Frequently asked questions

What is the single best way for a financial advisor to get clients?
Referrals from existing clients. About 9 in 10 advisors use them, they supply roughly two-thirds of all new clients, and they return around $5 of revenue per $1 of cost. They arrive pre-trusted, so they close faster and stay longer. The limit is that referrals are capped by your network and timing, which is why systematizing them beats waiting.

How much does it cost a financial advisor to acquire a client?
The median client acquisition cost reached about $3,800 in 2024, up roughly 75% from 2021. Most of that, near 80%, is the advisor’s time rather than ad spend. Aim for a 3:1 to 4:1 revenue-to-cost ratio. Against 90%-plus retention and 20-to-30-year client tenure, that cost is small relative to lifetime value.

Can financial advisors use client testimonials and reviews now?
Yes. The SEC Marketing Rule, effective November 4, 2022, permits testimonials, endorsements, and third-party ratings for RIAs, provided you include clear and prominent disclosures about client status, compensation, and conflicts. Advice claiming testimonials are banned is outdated. The December 2025 SEC risk alert makes clear the disclosures must appear right where the testimonial does.

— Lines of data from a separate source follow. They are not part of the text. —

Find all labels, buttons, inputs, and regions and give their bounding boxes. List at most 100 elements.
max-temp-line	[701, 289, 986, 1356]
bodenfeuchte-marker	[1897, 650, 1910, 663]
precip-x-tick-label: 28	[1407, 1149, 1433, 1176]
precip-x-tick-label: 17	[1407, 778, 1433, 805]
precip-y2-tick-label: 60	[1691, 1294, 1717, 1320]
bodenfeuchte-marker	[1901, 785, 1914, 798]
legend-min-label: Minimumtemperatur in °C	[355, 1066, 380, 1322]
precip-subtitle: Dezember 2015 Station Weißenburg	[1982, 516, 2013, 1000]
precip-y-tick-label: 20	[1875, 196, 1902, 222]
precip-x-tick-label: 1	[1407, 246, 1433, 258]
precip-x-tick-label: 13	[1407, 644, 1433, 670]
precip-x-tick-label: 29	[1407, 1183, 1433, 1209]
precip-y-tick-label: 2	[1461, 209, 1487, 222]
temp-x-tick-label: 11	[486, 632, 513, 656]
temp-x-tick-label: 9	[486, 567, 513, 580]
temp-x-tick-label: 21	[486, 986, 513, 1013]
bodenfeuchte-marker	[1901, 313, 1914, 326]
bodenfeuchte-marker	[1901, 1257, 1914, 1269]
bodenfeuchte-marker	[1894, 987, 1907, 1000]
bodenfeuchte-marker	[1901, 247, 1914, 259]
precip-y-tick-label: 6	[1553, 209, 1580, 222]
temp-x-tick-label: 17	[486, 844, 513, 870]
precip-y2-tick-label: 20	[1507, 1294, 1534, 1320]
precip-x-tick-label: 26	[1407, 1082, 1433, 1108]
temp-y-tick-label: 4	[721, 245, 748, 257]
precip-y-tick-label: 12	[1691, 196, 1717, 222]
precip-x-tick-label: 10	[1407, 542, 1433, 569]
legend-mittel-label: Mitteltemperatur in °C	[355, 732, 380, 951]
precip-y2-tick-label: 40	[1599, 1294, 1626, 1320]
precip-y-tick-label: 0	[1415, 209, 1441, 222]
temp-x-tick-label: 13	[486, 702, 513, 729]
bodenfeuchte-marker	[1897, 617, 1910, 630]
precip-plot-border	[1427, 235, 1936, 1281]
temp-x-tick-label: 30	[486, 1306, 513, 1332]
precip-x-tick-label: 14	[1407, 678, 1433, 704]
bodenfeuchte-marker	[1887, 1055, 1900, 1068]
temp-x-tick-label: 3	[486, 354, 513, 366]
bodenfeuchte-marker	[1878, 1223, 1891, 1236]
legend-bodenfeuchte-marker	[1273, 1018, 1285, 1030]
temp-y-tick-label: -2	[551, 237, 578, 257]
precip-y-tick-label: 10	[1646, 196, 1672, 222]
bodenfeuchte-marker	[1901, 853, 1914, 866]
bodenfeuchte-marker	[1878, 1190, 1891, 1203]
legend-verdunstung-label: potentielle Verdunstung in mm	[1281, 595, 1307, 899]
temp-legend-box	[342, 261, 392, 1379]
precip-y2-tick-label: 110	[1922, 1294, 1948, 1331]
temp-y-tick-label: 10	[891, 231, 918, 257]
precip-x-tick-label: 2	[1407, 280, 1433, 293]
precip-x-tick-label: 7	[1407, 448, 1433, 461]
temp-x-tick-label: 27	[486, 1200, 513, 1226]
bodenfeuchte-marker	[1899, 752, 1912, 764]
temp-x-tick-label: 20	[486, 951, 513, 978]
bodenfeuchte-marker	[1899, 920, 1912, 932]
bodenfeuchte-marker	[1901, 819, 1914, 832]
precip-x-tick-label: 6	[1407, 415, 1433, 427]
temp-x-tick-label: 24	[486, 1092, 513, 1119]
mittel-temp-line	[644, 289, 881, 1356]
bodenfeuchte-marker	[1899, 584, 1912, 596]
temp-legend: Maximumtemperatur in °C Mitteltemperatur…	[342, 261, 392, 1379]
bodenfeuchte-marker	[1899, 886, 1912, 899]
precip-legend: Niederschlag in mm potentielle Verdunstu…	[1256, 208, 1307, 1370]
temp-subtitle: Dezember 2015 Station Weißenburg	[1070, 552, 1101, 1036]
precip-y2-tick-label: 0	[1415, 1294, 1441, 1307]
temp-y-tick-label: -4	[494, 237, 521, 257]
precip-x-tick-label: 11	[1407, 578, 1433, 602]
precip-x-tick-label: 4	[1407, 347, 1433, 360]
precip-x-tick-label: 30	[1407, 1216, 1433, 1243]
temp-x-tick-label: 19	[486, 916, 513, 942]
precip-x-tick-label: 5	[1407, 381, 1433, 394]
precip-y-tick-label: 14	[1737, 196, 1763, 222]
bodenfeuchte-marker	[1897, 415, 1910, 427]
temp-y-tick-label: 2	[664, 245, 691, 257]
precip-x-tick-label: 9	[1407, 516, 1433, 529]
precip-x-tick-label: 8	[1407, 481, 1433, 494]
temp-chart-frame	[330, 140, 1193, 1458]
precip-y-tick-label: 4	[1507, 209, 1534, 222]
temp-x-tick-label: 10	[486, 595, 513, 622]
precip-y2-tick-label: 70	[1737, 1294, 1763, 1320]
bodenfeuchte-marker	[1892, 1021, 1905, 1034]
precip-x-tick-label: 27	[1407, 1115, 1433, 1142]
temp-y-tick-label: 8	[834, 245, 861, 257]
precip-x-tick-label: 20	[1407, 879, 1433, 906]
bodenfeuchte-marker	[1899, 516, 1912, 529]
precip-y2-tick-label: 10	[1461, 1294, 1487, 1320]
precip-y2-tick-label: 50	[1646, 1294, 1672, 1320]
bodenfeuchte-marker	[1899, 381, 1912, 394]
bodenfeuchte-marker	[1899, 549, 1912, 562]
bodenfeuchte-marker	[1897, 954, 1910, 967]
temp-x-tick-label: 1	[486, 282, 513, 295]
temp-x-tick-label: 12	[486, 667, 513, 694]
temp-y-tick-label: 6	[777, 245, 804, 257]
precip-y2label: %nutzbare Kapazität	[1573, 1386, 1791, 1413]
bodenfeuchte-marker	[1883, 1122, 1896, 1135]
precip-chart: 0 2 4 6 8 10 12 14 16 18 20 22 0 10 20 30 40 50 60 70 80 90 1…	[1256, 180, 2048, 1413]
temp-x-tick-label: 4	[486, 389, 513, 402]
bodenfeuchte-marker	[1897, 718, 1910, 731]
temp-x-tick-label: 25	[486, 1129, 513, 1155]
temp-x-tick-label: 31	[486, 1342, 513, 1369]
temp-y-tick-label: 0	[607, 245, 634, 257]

Do paid lead-generation services like SmartAsset actually work?
They can produce real net new assets, but conversion is brutal. One RIA won $1B in assets from SmartAsset at only a 3.5% conversion rate after spending about $10M. Networks are now subscription-based, often $25K a year or more, and deliver rented pipeline. They work at scale with a disciplined intake process, not as a shortcut.

How long does SEO take to bring in financial advisor clients?
SEO is a build-now, harvest-later channel, typically several months to gain traction, but it carries the lowest client-acquisition cost of any channel and keeps delivering inbound prospects for years off a one-time investment. It is the only channel you fully own, which is why the fastest-growing firms prioritize it over rented paid channels.

What counts as growth for a financial advisory firm?
Organic growth, meaning net new assets from right-fit households, not raw lead count. It excludes market gains and acquisitions. It is the industry’s number one concern and chronically weak: firms above $250M grew just 5% organically in 2024, while top performers hit 12.5%. Channel discipline, not luck, drives the difference.